板張りの、雨漏りでもしそうな古めの天井が目に入ってくる。
「ふぇ?」
あたしは一体なぜこんなとこに?
少しずつ視線を横にずらすと、黒髪の少年が一人。
ベッドの傍らにある椅子に座りぼぅっと板張りの壁を眺めていた。
マルセイユの視線に気付いたのか、紅い瞳をこちらに向ける。
「あぁ、気付いたのか。良かったな。」
「・・・なんで」
「え?」
「シャラ・ヌ・クーラ!なんであなたがここにいるの?」
マルセイユはゆっくり半身を起こした。後頭部が少し痛む。
「痛たた・・」
「まだ寝てていいよ。
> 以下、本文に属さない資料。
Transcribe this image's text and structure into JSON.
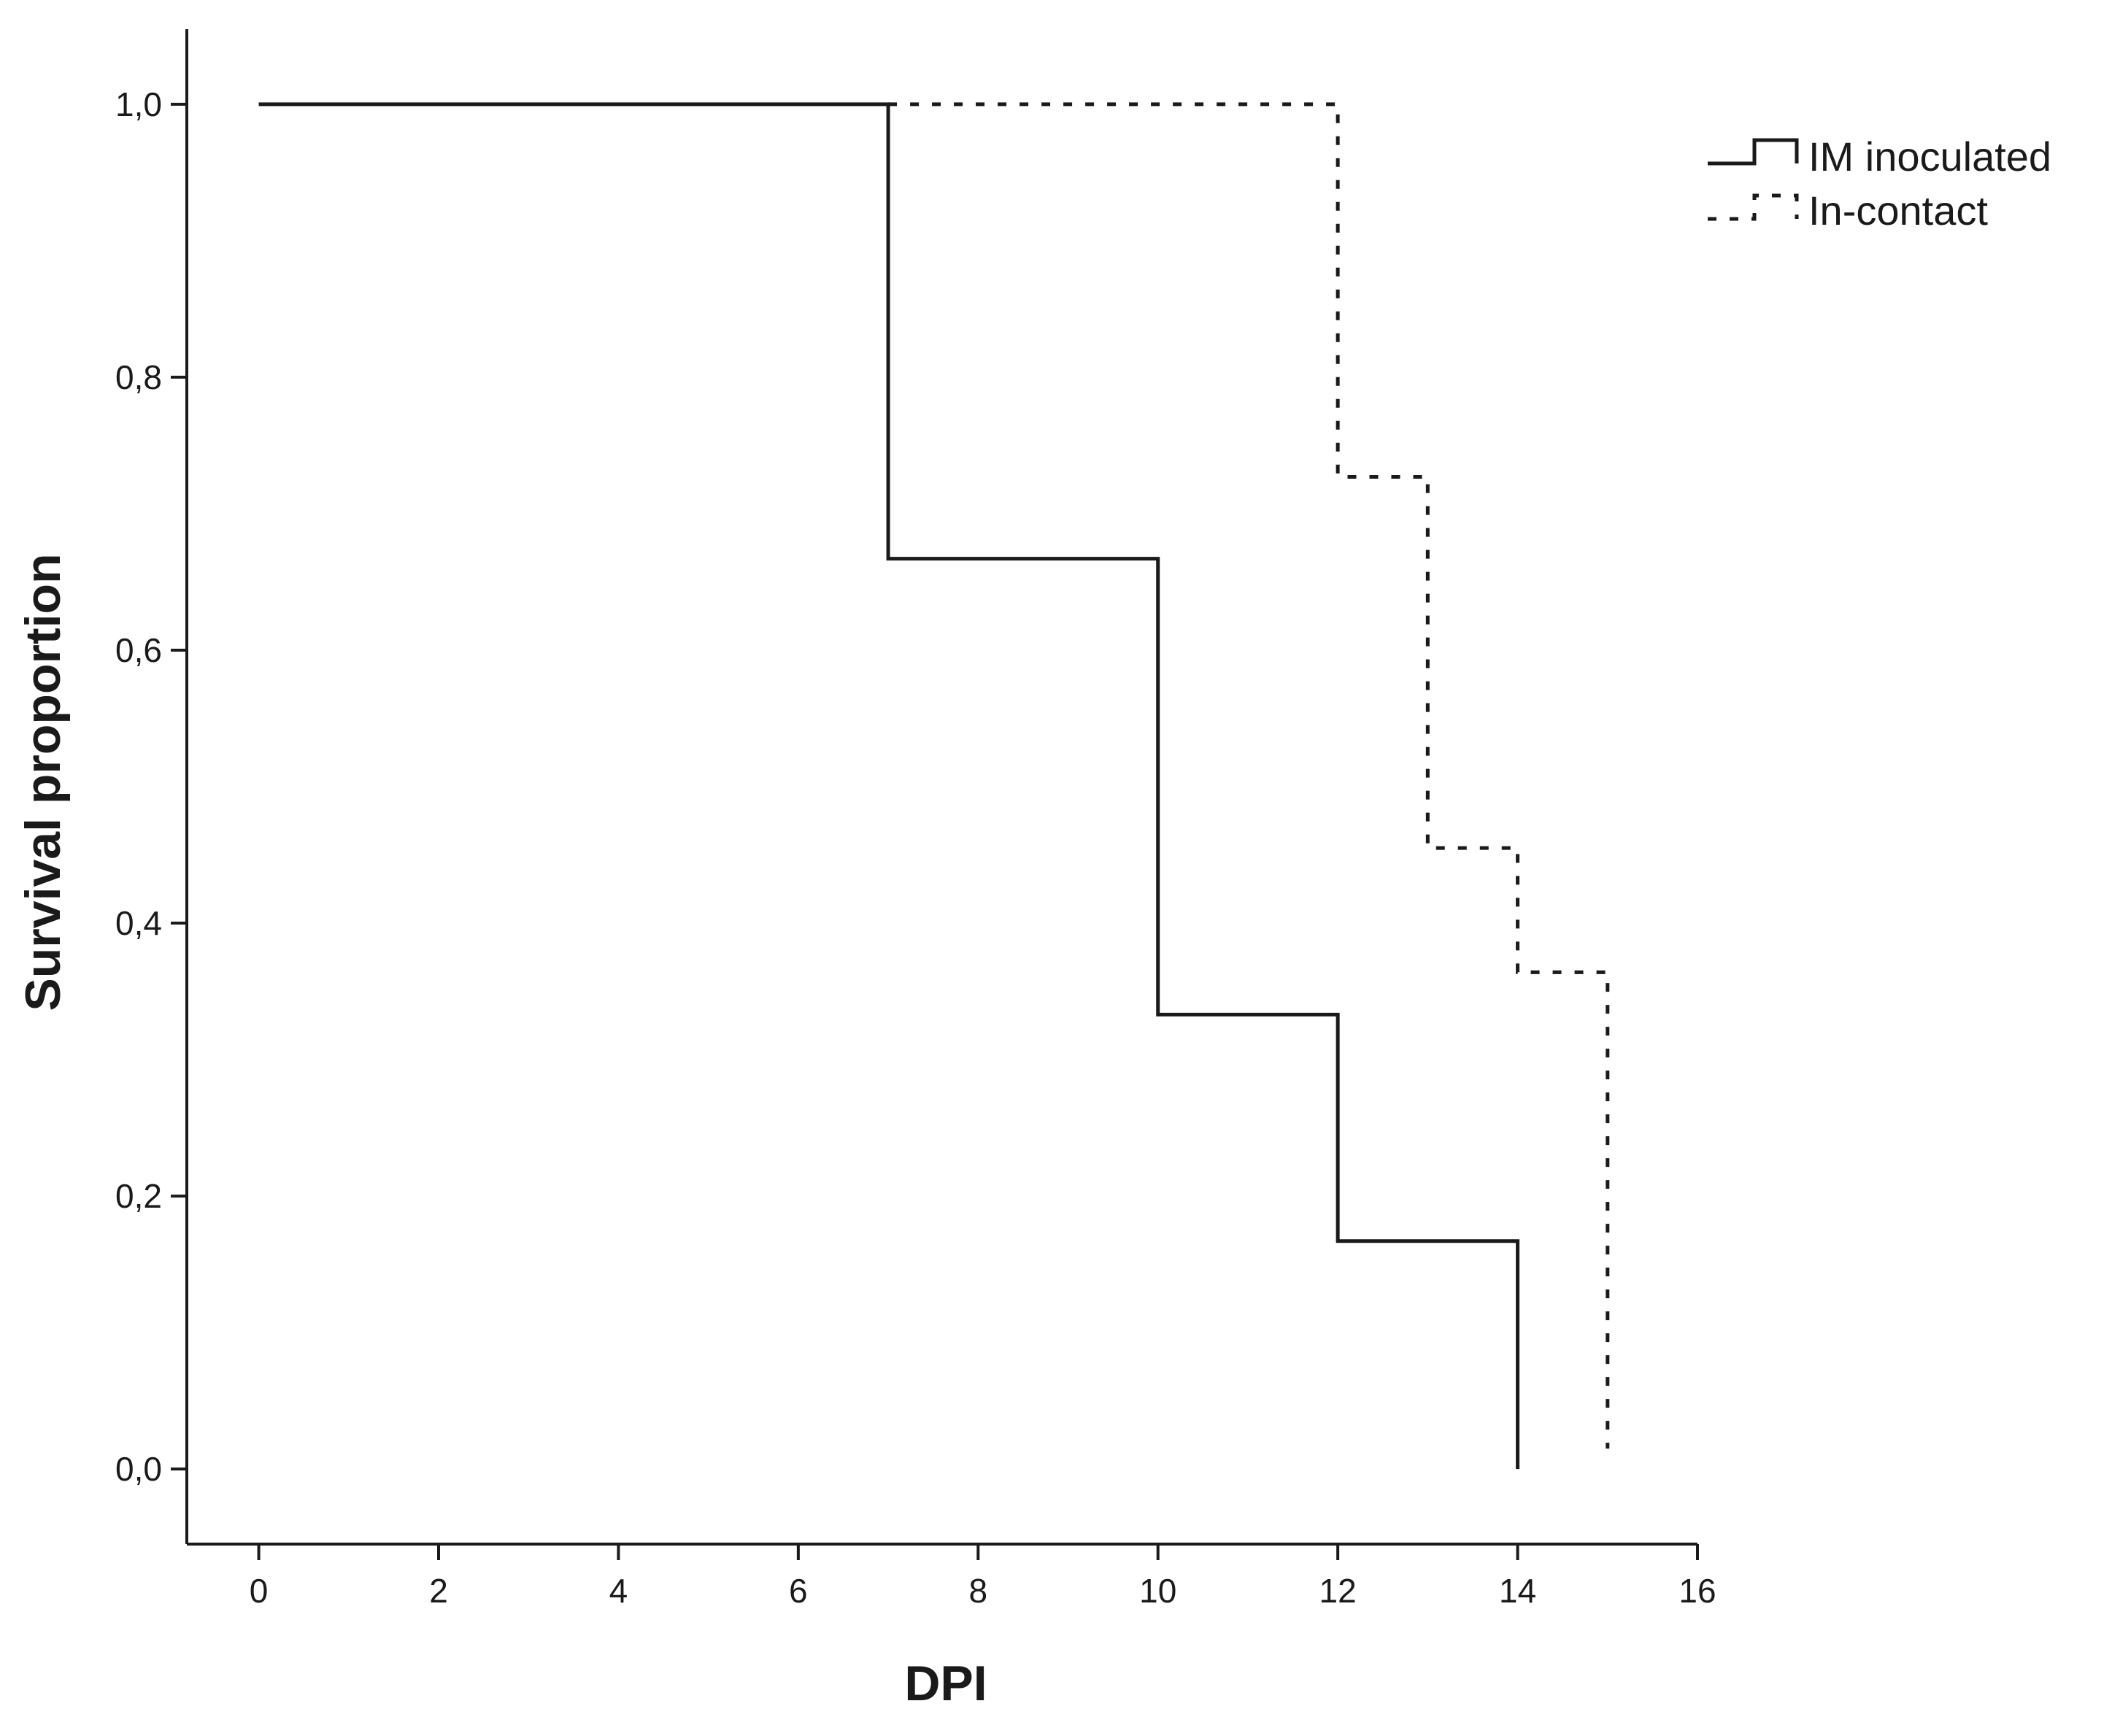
{
  "chart_data": {
    "type": "line",
    "step": true,
    "title": "",
    "xlabel": "DPI",
    "ylabel": "Survival proportion",
    "xlim": [
      -0.8,
      16
    ],
    "ylim": [
      -0.055,
      1.055
    ],
    "xticks": [
      0,
      2,
      4,
      6,
      8,
      10,
      12,
      14,
      16
    ],
    "xtick_labels": [
      "0",
      "2",
      "4",
      "6",
      "8",
      "10",
      "12",
      "14",
      "16"
    ],
    "yticks": [
      0,
      0.2,
      0.4,
      0.6,
      0.8,
      1.0
    ],
    "ytick_labels": [
      "0,0",
      "0,2",
      "0,4",
      "0,6",
      "0,8",
      "1,0"
    ],
    "grid": false,
    "legend_position": "top-right",
    "series": [
      {
        "name": "IM inoculated",
        "style": "solid",
        "color": "#1a1a1a",
        "x": [
          0,
          7,
          10,
          12,
          14
        ],
        "y": [
          1.0,
          0.667,
          0.333,
          0.167,
          0.0
        ]
      },
      {
        "name": "In-contact",
        "style": "dotted",
        "color": "#1a1a1a",
        "x": [
          7,
          12,
          13,
          14,
          15
        ],
        "y": [
          1.0,
          0.727,
          0.455,
          0.364,
          0.015
        ]
      }
    ]
  }
}
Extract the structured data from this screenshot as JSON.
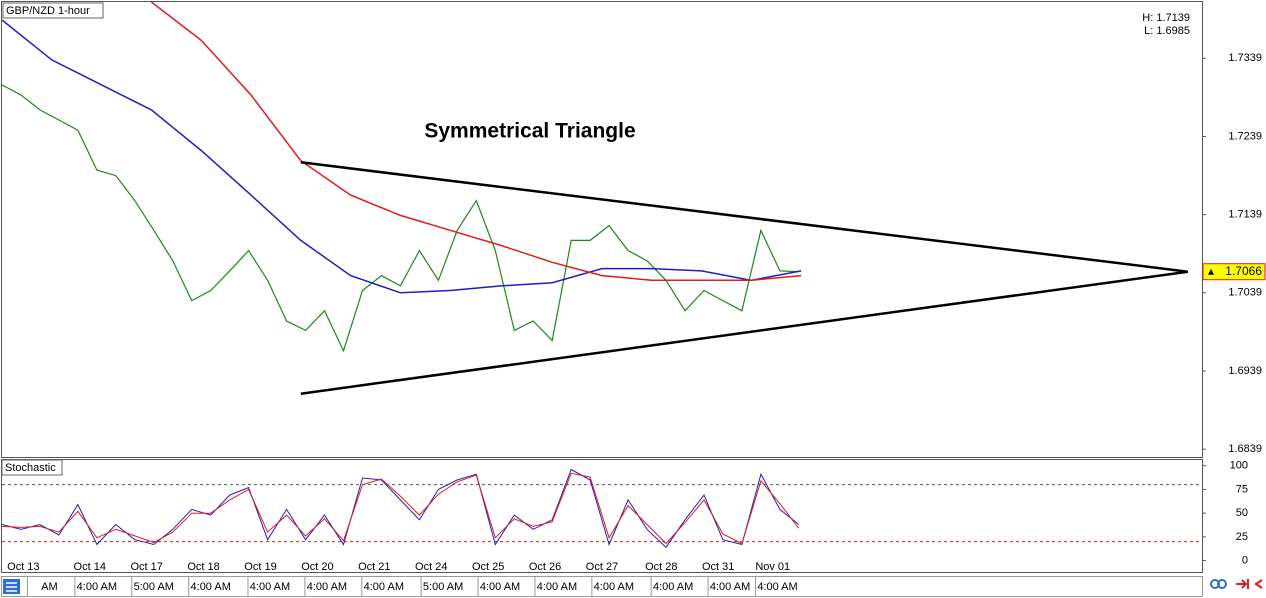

この宿明日までとってあるから」
「はっ!試合は?賞金は?どうなったの」
「試合?・・・あぁ、もちろん僕が勝ったよ」
シャラヌが賞金の入った小さな袋をマルセイユの目の前で揺らしてみせた。
「うそ!?あなたが優勝?」
マルセイユは驚いたように、もう一度シャラヌの足の先から頭のさきまで見た。
確かに、あたしを倒したとき凄くスピードがあったみたいだけど・・
あの道場のイベントにはかなりの強者が揃っていたはず・・
それを、この華奢な男が??
「・・・あたしの荷物は」
釈然としなかったが、賞金を見せ付けられたからには信じるしかない。
マルセイユは頭を切り替え、あたりを見回した。